福音と宗教

30


U 世界的宗教

2 イスラム(最終回)(12)

j. 現代イスラム(2)

 イスラムの項をかなりしつこく取り上げてきましたが、今回が最終回です。
 その最終回に、現代イスラムを読み解く鍵の一つ、「イスラム原理主義」に触れておかなければなりません。それは1979年にアメリカの傀儡政権と目されていたイランのパーレビ王政が倒壊し、革命政権発足後の、その革命政権の中から始まりました。この革命はやがて、ホメイニ師を最高指導者とするイスラム法学者一派による、民主化勢力や左翼勢力といった反対派への血の弾圧により、革新とはほど遠い反共的保守系イスラムに固定化されていくのですが、その固定化される過程の中で、イスラム原理主義と呼ばれる、一つの現代イスラム体系が形成されたと言えるでしょう。

 原理主義とは英語でファンダメンタリズムですが、もともとはキリスト教用語で聖書無謬説を信じる人たちを指しており、中には狂信的な「根本主義」とさえ言う人がいます。その言い方を取り入れたのでしょうか。イスラム法(シャリーア)による統治の復活を唱えるイスラム教徒による運動を指して、「イスラム原理主義」と呼ばれるようになりました。それは、コーランの無謬を字義どおり厳密に信じ、預言者ムハンマド時代のイスラム共同体を復興させようとするもので、コーランに基づくイスラム法的な政治・国家・社会のあり方の実現を目指すイスラム主義運動や、宗教的・政治的急進派、過激派を指していますが、イラン以外では最近、「政府の転覆を図る狂信者」「宗教テロ」のイメージと繋がりやすい傾向にあるようです。
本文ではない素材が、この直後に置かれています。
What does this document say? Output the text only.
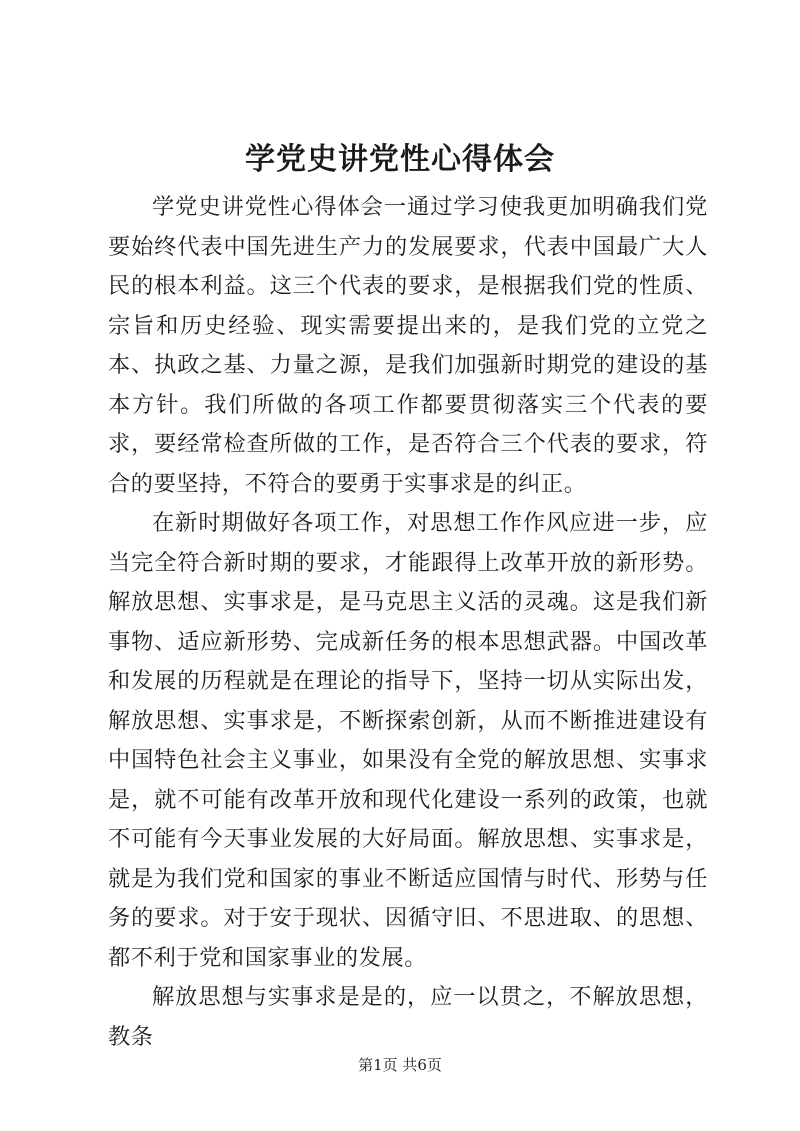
学党史讲党性心得体会

学党史讲党性心得体会一通过学习使我更加明确我们党要始终代表中国先进生产力的发展要求，代表中国最广大人民的根本利益。这三个代表的要求，是根据我们党的性质、宗旨和历史经验、现实需要提出来的，是我们党的立党之本、执政之基、力量之源，是我们加强新时期党的建设的基本方针。我们所做的各项工作都要贯彻落实三个代表的要求，要经常检查所做的工作，是否符合三个代表的要求，符合的要坚持，不符合的要勇于实事求是的纠正。

在新时期做好各项工作，对思想工作作风应进一步，应当完全符合新时期的要求，才能跟得上改革开放的新形势。解放思想、实事求是，是马克思主义活的灵魂。这是我们新事物、适应新形势、完成新任务的根本思想武器。中国改革和发展的历程就是在理论的指导下，坚持一切从实际出发，解放思想、实事求是，不断探索创新，从而不断推进建设有中国特色社会主义事业，如果没有全党的解放思想、实事求是，就不可能有改革开放和现代化建设一系列的政策，也就不可能有今天事业发展的大好局面。解放思想、实事求是，就是为我们党和国家的事业不断适应国情与时代、形势与任务的要求。对于安于现状、因循守旧、不思进取、的思想、都不利于党和国家事业的发展。

解放思想与实事求是是的，应一以贯之，不解放思想，教条

第1页 共6页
 ところで、アルカイダの戦闘員は、西欧のイスラム系移民の青年たちだそうです。彼らは西欧諸国の価値観になじめず、西欧人の排外主義の中で職を失い、次第に孤立していきました。キリスト教に執拗な敵対心を持つのは、そんなところに原因があるのかも知れません。彼らは、「すべての出口がふさがれている」という閉塞感を持っていて、アルカイダのような組識に思いを託さざるを得ないほど追いつめられていると理解しなければならないでしょう。確かに、西欧の植民地政策、アメリカ流民主主義の押し売りなど、欧米の暴虐は後進国の発展を一世紀以上も押しとどめてきました。しかし、それに反抗したからといって、簡単に彼らに「原理主義」「テロリスト」というレッテルを貼り、だから叩かなければと、短絡的に武力を用いて封じ込めようとすることには疑問が残ります。


 トルコのように、欧米文化との融合を目指すイスラム諸国が、依然多数派なのでしょう。そのイスラム世界が少しづつですが、イスラム独自の世界観を軸にした方向に傾いているように見受けられます。イスラム原理主義は、そんなムスリムたちを引きつけているようです。

 今、「西洋の没落」が囁かれています。そのことに符帳してか、イランのシーア派で誕生した原理主義、対立するスンニ派においてさえ、「原理主義への回帰」の声が聞かれるようになりました。コーラン信仰への回帰ということなのでしょう。西欧文化圏の私たちには「過激」と見えますが、恐らく彼らは、それこそイスラム本来の姿だと、本気でその信仰に立とうとしているだけなのではないでしょうか。ジハードも自爆テロも、そしてフランスで騒がれたムスリム女子生徒のベール着用問題なども、その信仰から生まれていると理解しますと、納得できます。しかし、その信仰が預言者ムハンマドを神格化していることに問題を感じないのか、と疑問に思うのですが……。

 きっと彼らは、イスラムはキリスト教に次ぐ多数派の世界的宗教であるのに、欧米の文化や経済に圧倒され、追い詰められていると感じているのでしょう。アフガンやイラクで米国の仕掛けた戦争が、さらに彼らを追い詰めたとも言えます。また、彼ら自身の中にもさまざまな対立があるようです。今、イスラム諸国は、孤立化と諸問題の堆積の中で、イスラム世界の連帯を手探りしているのかも知れません。その連帯意識は、もともとは原点であるコーラン信仰にあったのですが……。イスラム原理主義とは、その原点たる信仰への回帰を求めての模索の過程なのでしょうか。もしそうだとするなら、私たちキリスト教も含め世界の諸宗教は、その模索の姿勢に習わなければならないでしょう。